The pilot of the mech to his left had heeded the warning flare of the Vindicator’s jump jets and used the time to spin his chin cannon around and line up a shot. The 25mm chain gun thundered and flashed, and a hail of tungsten slugs, each the size of a man’s thumb, smashed into the chest plastron of the Vindicator and drove the assault mech back a step… but didn’t penetrate. The bullets were big but slow, intended more for anti-infantry or anti-vehicle use, and they barely cracked the surface armor on a mech the size of the Vindicator.
Wincing at the jackhammer blows ringing through the cockpit, Logan squeezed a control and felt a shift in his machine’s stance to compensate for the 30mm Vulcan firing off the right shoulder, nearly un-aimed, a desperation shot to distract the Hopper pilot. It would have been too much to hope for to score a hit on the Hopper’s cockpit, or even its hip-mounted turbines, but luck was with him and two slugs from the ten-round burst sliced through the missile pod on the bandit’s right shoulder. The shots didn’t ignite the warheads, but they did jam the launcher before it could get off a salvo… and bought him the seconds he needed.
The Vindicator’s primary weapon weighed down the right arm like some ridiculously outsized pistol, the electromagnetic coils connecting it to the fusion reactor covered by layered scales of flexible BiPhase Carbide running all the way up the arm. The aiming reticle for the gun floated over the cockpit of the Hopper and Logan touched the trigger pad on the mech’s joystick. The Vindicator rocked ba
ckward, absorbing the recoil of a coherent packet of plasma shooting out of the muzzle at thousands of meters per second, a microsecond of sunrise in the darkness of midnight, polarizing the canopy surface to nearly opaque for nearly a second.
The HUD still showed him the view from the exterior cameras, images of the Hopper tumbling back, the cockpit incinerated along with the pilot and the gyros that could have stopped its out-of-control crash. Tons of charred, smoking metal slammed to the ground, gouts of steam rising up from snow sublimated directly into water vapor by the excess heat, joining the smoke and radiant heat from the plasma gun blast and the missile explosions in a roiling cloud, impenetrable to eye and sensor alike.
From the cloud emerged the first Hopper, a mutilated zombie rising from the grave. Its left arm was gone, along with the left-side turbine and most of the armor on its left chest and leg, but amidst those torn, charred, and ragged strips of metal, the cockpit was intact… and so was the missile launch pod on its right shoulder.
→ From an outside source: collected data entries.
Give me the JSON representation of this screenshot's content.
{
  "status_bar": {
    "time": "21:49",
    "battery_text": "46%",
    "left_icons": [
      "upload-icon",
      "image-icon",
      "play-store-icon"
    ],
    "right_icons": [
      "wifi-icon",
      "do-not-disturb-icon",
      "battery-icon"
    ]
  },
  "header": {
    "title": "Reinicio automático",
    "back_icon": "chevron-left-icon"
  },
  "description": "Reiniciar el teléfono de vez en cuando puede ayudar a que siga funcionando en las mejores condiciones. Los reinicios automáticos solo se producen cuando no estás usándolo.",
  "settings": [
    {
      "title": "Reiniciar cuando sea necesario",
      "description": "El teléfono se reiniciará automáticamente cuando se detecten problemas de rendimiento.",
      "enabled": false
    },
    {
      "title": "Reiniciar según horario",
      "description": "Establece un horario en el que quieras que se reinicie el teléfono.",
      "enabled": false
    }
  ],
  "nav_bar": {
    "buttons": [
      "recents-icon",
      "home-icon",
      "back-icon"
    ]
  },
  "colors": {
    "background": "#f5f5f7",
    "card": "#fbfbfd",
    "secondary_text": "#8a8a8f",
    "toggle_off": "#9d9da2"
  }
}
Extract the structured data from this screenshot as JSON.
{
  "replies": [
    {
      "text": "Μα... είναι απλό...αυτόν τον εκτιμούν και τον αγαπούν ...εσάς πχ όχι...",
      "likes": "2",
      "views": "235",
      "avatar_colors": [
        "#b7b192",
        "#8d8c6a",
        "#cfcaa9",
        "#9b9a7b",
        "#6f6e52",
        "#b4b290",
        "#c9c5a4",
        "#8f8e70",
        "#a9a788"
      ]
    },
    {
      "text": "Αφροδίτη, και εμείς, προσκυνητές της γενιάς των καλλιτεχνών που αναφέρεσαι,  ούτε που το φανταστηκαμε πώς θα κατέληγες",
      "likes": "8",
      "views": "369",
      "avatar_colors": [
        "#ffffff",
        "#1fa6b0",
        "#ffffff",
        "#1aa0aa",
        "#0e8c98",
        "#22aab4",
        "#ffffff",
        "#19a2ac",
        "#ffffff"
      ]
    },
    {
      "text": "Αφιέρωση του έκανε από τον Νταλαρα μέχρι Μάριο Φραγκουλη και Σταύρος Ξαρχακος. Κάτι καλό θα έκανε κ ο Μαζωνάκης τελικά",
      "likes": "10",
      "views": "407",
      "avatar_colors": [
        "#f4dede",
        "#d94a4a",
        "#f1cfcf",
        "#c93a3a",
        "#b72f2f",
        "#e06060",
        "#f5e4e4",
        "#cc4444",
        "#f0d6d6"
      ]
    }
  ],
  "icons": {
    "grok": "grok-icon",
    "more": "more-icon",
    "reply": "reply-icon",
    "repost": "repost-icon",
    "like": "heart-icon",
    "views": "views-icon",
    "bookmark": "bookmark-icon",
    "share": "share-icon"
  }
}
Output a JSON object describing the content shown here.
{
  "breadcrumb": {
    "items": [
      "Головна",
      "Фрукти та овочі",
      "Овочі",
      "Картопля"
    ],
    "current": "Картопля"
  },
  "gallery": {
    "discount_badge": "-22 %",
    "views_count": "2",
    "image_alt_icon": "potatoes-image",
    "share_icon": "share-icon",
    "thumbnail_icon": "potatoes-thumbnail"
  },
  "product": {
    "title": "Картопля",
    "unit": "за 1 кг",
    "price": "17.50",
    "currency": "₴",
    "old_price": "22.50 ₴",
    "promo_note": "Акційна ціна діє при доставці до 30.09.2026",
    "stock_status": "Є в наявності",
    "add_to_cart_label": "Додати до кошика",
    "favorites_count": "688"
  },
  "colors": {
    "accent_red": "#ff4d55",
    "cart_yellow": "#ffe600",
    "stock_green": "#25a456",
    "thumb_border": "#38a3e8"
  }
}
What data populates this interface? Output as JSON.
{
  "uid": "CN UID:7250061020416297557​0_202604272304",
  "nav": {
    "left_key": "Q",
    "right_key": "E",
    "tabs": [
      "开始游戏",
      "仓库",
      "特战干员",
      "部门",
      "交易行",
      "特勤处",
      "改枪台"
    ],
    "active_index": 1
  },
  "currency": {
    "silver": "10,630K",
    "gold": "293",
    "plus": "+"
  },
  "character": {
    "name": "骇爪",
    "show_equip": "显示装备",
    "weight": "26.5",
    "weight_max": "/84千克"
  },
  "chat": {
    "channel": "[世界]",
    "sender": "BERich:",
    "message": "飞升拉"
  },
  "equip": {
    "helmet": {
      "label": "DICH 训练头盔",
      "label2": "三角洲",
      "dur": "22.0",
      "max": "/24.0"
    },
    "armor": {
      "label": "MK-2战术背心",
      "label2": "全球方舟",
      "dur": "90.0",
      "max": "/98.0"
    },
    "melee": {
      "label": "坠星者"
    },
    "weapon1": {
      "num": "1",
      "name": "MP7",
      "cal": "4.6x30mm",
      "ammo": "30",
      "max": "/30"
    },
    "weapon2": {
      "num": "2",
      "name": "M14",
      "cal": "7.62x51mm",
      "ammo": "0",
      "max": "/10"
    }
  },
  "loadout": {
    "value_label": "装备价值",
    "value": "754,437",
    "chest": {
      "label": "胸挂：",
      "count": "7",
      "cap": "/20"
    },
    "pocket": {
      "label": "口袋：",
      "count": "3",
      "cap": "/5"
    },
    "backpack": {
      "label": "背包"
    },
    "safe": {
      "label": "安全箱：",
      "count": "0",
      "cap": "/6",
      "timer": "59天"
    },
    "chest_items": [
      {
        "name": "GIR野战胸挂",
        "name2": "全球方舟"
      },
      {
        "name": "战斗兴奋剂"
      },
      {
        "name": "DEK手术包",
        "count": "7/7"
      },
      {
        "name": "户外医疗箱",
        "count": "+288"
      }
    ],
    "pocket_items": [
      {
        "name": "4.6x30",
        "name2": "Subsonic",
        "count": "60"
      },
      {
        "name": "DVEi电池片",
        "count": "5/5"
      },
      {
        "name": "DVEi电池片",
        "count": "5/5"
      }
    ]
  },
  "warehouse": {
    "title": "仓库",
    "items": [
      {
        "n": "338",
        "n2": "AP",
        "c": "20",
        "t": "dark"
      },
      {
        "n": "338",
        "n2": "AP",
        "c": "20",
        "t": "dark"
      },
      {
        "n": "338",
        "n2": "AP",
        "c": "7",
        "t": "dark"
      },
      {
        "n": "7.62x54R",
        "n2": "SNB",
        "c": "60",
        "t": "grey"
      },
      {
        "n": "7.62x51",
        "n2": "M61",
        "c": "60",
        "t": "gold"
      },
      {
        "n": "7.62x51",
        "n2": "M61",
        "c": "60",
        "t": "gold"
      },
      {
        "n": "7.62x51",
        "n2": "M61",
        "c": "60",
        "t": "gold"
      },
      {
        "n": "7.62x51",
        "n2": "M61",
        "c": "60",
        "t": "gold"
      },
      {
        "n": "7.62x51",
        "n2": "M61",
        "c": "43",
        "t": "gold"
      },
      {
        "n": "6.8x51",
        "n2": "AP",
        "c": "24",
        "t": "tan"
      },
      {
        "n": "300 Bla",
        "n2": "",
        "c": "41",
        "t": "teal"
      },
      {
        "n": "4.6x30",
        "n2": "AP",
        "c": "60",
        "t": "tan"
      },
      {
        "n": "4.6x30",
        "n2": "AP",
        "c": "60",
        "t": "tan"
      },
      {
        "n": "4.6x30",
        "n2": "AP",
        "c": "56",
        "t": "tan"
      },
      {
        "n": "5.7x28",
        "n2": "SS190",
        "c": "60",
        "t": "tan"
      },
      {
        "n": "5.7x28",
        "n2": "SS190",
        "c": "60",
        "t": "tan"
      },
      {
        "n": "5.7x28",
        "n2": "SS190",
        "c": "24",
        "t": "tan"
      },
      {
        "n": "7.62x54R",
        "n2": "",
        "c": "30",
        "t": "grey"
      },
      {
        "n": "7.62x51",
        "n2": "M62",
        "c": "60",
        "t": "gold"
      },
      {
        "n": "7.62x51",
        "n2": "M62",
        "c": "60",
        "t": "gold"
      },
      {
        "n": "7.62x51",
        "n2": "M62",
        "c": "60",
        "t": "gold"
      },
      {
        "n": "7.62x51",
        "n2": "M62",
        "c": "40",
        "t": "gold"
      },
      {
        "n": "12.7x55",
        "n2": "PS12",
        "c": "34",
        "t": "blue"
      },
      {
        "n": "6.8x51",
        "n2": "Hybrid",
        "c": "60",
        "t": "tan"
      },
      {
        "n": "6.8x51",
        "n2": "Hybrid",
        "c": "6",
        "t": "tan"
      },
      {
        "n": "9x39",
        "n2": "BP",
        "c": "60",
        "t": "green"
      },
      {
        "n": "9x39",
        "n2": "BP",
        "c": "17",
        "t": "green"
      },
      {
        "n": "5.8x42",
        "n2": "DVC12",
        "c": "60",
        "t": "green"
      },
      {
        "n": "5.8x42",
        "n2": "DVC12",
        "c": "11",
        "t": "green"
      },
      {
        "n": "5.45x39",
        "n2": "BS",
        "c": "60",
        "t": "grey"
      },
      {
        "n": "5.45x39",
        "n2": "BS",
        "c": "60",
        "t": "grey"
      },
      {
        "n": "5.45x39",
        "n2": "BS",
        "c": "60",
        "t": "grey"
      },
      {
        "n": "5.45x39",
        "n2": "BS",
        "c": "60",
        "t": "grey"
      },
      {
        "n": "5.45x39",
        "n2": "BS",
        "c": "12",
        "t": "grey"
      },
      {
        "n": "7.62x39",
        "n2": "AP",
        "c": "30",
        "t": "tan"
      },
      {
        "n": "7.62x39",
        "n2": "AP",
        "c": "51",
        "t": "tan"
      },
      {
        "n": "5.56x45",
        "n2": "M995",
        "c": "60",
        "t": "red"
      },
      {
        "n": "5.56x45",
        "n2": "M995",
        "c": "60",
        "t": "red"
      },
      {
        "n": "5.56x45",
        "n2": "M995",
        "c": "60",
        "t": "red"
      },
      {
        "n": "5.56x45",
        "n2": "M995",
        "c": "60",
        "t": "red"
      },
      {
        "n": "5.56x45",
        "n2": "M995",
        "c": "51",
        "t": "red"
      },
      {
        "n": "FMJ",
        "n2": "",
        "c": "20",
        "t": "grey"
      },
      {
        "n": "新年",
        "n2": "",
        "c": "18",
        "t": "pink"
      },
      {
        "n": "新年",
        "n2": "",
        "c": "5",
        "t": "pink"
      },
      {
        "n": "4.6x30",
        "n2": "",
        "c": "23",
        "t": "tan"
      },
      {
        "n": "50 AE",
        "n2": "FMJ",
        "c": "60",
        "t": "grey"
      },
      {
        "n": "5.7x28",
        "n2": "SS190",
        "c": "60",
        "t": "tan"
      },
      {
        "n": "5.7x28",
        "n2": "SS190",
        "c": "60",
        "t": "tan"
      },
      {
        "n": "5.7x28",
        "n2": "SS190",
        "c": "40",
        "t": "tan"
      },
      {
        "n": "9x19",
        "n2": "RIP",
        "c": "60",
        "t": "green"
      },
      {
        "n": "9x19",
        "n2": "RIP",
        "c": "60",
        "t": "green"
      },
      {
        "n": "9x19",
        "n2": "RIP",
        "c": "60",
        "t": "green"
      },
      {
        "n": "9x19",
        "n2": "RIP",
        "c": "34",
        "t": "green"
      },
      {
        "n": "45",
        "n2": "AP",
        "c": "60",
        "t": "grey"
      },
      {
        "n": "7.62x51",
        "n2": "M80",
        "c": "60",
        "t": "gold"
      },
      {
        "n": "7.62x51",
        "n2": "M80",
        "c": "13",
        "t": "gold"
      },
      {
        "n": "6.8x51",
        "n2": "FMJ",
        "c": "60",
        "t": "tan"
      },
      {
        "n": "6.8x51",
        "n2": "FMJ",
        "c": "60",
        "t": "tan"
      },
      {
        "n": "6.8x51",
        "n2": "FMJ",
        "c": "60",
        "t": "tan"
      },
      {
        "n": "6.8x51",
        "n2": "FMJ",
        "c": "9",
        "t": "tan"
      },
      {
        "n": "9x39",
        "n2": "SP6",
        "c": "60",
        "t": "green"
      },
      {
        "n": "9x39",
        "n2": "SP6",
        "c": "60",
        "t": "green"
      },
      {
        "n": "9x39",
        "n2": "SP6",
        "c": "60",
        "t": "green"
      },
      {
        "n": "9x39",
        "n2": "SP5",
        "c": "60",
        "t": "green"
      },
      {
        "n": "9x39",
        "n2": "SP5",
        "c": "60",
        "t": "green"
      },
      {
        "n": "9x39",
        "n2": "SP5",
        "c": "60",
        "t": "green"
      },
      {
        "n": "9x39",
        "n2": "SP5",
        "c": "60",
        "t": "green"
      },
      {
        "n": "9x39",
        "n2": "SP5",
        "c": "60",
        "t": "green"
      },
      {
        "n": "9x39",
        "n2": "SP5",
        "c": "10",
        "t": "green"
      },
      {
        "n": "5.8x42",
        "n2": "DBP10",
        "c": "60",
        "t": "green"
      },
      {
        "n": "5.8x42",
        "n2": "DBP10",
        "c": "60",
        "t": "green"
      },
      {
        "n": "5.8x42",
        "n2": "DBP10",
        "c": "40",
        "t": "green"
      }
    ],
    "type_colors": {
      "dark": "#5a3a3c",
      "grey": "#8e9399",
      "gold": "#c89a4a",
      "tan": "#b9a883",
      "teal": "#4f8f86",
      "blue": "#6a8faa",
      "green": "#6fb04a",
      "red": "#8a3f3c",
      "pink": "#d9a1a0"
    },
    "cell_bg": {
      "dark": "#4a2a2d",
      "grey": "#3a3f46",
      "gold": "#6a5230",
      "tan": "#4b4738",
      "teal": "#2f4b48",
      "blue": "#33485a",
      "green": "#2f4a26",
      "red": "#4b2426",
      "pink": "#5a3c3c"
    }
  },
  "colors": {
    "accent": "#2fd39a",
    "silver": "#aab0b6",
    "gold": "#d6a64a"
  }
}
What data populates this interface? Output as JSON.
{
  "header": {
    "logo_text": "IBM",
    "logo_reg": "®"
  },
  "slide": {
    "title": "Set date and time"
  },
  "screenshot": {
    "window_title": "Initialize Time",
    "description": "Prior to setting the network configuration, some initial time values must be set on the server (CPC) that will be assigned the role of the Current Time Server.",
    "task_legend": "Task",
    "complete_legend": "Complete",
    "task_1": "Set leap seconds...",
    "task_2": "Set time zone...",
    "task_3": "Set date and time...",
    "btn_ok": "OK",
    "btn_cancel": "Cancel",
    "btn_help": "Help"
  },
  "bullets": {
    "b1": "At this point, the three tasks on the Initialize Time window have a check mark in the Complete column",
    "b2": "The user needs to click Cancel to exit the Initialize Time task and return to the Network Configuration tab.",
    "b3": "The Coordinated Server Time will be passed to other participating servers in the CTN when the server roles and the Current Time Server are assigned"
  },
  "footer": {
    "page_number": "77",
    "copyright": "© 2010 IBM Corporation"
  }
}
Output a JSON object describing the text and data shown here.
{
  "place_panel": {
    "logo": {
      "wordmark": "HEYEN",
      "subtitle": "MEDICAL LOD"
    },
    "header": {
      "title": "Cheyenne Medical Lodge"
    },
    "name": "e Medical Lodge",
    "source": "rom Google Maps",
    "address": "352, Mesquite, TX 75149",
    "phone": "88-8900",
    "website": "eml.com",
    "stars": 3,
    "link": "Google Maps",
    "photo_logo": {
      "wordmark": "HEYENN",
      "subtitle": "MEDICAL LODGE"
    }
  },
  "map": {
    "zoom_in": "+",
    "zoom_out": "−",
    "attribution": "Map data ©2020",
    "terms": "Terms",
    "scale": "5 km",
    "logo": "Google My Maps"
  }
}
“Shit!” Logan blurted, simultaneously twisting the control to swing around the Gatling turret, taking a step to the side and trying to decide whether he should slam the jump pedals.
Before he could complete any of it, something streaked out of the night from behind him and slammed into the Hopper’s missile launcher. The pod erupted with a starburst of secondary explosions as the propellant cooked off, followed closely by the warheads. A huge secondary blast tore what was left of the light mecha apart and sent debris spattering off the Vindicator’s armor like a hailstorm. Bits and pieces of burning metal rained down across the compound, lighting up the night and throwing monstrous shadows from the huge Sentinel strike mech plodding up from behind him. The slender barrel of the Electro-Thermal Chemical cannon jutting out across its right shoulder still glowed red from the hypersonic round it had fired to take out the Hopper.